Giò Pomodoro (Orciano di Pesaro, 17 novembre 1930 – Milano, 21 dicembre 2002) è stato uno scultore italiano. Viene considerato uno fra i più importanti scultori astratti del panorama internazionale del XX secolo[1]. Fratello del noto scultore Arnaldo Pomodoro.
Egli nacque ad Orciano di Pesaro il 17 novembre 1930. Già a partire dal 1955, collaborando anche con il fratello maggiore Arnaldo e con artisti del calibro di Piero Dorazio, Gastone Novelli, Giulio Turcato, Tancredi Parmeggiani, Achille Perilli e Lucio Fontana, presentò delle opere al Gruppo Continuità, che vedeva la partecipazione di critici come Guido Ballo, Giulio Carlo Argan, e Franco Russoli. Più tardi però si staccò da questi artisti e si diresse incontro a un pensiero di “rappresentazione razionale dei segni”.

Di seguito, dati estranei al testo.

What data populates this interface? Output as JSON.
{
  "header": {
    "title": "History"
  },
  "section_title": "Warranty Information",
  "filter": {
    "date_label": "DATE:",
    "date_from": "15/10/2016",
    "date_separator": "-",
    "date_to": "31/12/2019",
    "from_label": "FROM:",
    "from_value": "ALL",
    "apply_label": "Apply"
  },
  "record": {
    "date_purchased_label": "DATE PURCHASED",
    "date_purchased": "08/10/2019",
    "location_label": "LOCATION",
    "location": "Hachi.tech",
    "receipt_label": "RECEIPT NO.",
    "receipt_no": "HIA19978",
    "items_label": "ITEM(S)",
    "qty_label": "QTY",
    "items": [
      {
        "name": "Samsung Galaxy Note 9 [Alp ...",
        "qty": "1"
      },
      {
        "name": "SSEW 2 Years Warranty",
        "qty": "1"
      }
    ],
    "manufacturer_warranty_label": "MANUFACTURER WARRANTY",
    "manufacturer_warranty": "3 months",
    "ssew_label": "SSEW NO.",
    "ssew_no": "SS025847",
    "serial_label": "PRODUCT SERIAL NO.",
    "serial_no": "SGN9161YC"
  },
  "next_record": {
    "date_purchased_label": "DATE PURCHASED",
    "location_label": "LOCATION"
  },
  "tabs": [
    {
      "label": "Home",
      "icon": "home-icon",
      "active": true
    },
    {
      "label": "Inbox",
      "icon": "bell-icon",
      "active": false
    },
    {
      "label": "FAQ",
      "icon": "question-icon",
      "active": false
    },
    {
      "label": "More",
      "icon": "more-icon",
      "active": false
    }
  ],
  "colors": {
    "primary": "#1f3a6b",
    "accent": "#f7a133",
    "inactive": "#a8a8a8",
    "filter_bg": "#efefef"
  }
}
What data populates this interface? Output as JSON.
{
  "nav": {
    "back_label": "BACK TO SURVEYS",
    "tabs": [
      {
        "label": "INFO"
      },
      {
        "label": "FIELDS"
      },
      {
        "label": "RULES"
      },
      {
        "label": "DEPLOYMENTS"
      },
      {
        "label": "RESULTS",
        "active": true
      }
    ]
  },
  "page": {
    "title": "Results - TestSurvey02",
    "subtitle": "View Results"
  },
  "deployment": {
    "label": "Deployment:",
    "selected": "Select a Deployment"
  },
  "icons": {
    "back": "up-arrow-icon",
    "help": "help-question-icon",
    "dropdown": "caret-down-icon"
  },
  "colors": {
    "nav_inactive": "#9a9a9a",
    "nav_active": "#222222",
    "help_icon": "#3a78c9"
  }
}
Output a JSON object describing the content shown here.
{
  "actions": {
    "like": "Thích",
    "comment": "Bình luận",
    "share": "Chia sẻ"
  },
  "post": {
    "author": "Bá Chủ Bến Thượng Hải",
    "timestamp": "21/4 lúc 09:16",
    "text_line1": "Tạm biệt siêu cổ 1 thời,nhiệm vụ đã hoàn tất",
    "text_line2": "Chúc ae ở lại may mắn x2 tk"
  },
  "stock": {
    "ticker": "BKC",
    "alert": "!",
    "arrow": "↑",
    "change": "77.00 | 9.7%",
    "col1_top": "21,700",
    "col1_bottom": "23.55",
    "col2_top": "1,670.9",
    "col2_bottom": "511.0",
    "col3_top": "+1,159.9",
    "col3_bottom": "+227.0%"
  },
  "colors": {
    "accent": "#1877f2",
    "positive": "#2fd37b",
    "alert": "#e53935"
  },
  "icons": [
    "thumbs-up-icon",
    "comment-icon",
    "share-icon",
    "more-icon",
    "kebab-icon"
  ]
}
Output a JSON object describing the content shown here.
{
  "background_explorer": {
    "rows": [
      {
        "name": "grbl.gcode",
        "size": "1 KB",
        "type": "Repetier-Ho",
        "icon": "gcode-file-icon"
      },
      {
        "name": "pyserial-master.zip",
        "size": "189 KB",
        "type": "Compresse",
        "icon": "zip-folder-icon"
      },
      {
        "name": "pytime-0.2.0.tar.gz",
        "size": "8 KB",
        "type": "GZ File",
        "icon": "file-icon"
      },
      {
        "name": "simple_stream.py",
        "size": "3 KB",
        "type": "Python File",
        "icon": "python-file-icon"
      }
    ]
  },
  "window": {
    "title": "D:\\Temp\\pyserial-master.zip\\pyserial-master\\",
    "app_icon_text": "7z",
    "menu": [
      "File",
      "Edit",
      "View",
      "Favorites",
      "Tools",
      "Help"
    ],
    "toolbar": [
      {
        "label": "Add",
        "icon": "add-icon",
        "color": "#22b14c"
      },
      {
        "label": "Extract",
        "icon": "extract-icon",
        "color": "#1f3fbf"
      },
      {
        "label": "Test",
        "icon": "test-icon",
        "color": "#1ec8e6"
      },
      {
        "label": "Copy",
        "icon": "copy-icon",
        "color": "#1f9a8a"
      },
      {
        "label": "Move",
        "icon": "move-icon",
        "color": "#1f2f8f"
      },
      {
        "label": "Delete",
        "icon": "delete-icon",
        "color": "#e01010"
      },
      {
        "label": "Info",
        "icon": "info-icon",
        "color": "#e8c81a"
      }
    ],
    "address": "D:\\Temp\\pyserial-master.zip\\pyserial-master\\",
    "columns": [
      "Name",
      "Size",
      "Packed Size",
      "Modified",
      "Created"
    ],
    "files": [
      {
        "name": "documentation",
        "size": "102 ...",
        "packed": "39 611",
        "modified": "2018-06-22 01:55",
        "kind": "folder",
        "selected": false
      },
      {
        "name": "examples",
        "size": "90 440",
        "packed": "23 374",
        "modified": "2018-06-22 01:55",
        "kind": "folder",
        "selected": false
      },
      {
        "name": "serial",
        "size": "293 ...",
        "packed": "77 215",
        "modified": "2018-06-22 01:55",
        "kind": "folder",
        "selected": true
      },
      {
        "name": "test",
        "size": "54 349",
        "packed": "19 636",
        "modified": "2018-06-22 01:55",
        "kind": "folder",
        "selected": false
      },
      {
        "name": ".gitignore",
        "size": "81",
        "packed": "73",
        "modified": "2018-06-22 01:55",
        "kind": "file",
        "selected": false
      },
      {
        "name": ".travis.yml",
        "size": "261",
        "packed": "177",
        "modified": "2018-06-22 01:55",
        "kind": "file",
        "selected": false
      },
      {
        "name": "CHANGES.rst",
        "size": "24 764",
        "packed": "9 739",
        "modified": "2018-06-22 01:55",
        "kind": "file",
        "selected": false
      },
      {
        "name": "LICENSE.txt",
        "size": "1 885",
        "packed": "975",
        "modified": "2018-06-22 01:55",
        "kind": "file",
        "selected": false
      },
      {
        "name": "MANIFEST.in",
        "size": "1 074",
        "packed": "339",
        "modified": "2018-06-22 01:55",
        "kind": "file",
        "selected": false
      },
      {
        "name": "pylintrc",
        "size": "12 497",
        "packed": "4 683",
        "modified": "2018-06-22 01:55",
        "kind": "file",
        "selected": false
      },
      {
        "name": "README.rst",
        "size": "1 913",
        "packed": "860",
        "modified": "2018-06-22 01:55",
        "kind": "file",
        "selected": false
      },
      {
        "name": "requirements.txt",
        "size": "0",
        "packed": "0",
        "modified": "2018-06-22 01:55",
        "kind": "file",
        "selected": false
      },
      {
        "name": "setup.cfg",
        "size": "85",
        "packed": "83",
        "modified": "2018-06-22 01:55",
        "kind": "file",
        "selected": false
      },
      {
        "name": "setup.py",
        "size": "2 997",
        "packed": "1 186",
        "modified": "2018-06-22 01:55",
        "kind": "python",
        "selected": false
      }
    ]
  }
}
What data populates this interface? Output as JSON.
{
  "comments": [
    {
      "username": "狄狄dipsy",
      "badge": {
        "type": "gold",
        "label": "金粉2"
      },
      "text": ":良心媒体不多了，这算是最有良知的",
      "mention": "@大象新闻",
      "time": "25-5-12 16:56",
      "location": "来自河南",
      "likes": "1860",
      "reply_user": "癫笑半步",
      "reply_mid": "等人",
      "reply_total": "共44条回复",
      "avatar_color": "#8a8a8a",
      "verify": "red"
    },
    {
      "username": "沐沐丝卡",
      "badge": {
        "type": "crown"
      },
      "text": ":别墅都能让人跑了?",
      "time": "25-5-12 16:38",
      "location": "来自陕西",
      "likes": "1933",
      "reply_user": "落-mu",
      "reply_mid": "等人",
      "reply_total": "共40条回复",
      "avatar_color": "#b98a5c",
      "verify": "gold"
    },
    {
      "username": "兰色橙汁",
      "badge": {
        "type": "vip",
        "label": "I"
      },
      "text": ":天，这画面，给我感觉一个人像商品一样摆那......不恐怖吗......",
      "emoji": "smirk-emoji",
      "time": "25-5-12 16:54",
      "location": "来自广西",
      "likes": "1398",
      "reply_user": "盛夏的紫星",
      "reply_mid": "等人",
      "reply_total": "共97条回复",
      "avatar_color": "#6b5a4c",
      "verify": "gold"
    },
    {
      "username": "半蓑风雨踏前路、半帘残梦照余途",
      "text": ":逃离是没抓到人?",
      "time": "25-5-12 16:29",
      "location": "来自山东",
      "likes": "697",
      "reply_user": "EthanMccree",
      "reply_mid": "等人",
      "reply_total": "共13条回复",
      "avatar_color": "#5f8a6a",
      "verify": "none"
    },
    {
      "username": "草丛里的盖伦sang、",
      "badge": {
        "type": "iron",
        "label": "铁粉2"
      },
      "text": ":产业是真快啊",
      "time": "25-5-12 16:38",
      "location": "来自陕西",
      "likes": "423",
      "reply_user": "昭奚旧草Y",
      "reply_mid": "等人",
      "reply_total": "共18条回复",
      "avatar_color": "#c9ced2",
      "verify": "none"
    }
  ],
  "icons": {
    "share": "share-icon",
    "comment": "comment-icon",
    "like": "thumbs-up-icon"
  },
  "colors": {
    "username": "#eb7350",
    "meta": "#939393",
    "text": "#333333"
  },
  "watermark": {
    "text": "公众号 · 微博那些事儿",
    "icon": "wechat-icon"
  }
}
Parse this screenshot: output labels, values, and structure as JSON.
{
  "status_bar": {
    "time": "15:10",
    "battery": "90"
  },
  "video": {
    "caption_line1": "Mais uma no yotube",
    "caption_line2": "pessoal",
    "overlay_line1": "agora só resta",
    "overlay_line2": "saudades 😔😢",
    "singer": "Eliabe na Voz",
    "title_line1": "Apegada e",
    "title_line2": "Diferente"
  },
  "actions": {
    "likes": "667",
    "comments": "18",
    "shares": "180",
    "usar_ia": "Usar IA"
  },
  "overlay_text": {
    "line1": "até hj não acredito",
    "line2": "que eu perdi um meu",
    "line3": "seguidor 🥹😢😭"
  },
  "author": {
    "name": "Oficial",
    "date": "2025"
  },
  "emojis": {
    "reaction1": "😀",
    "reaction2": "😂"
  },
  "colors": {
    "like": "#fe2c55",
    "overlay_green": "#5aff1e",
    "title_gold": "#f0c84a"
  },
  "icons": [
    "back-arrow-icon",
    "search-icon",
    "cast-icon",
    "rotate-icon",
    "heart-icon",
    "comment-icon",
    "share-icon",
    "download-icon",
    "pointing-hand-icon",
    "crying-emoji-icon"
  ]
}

Egli si dedicò attivamente alla ricerca scultorea, partendo giovanissimo con le prime esperienze informali sul segno, per approdare ai grandi cicli sulla materia e il vuoto – Superfici in tensione e Folle – e sulla geometria – Soli, Archi e Spirali.
Dedicatosi attivamente alla pittura, all’oreficeria d’arte, alla scenografia e al design, egli fu più volte invitato alla Biennale di Venezia e a documenta a Kassel.
Egli predilesse ampie aree fluttuanti in bronzo e grandi blocchi scolpiti nel marmo o squadrati con rigidezza nella pietra. In queste opere solitamente si aprono degli spazi vuoti che lasciano irrompere la luce del sole. Il sole, infatti, è spesso il soggetto delle sue opere (anche se non viene rappresentato esplicitamente) a cui sono legati dei precisi significati ideologici dell’autore.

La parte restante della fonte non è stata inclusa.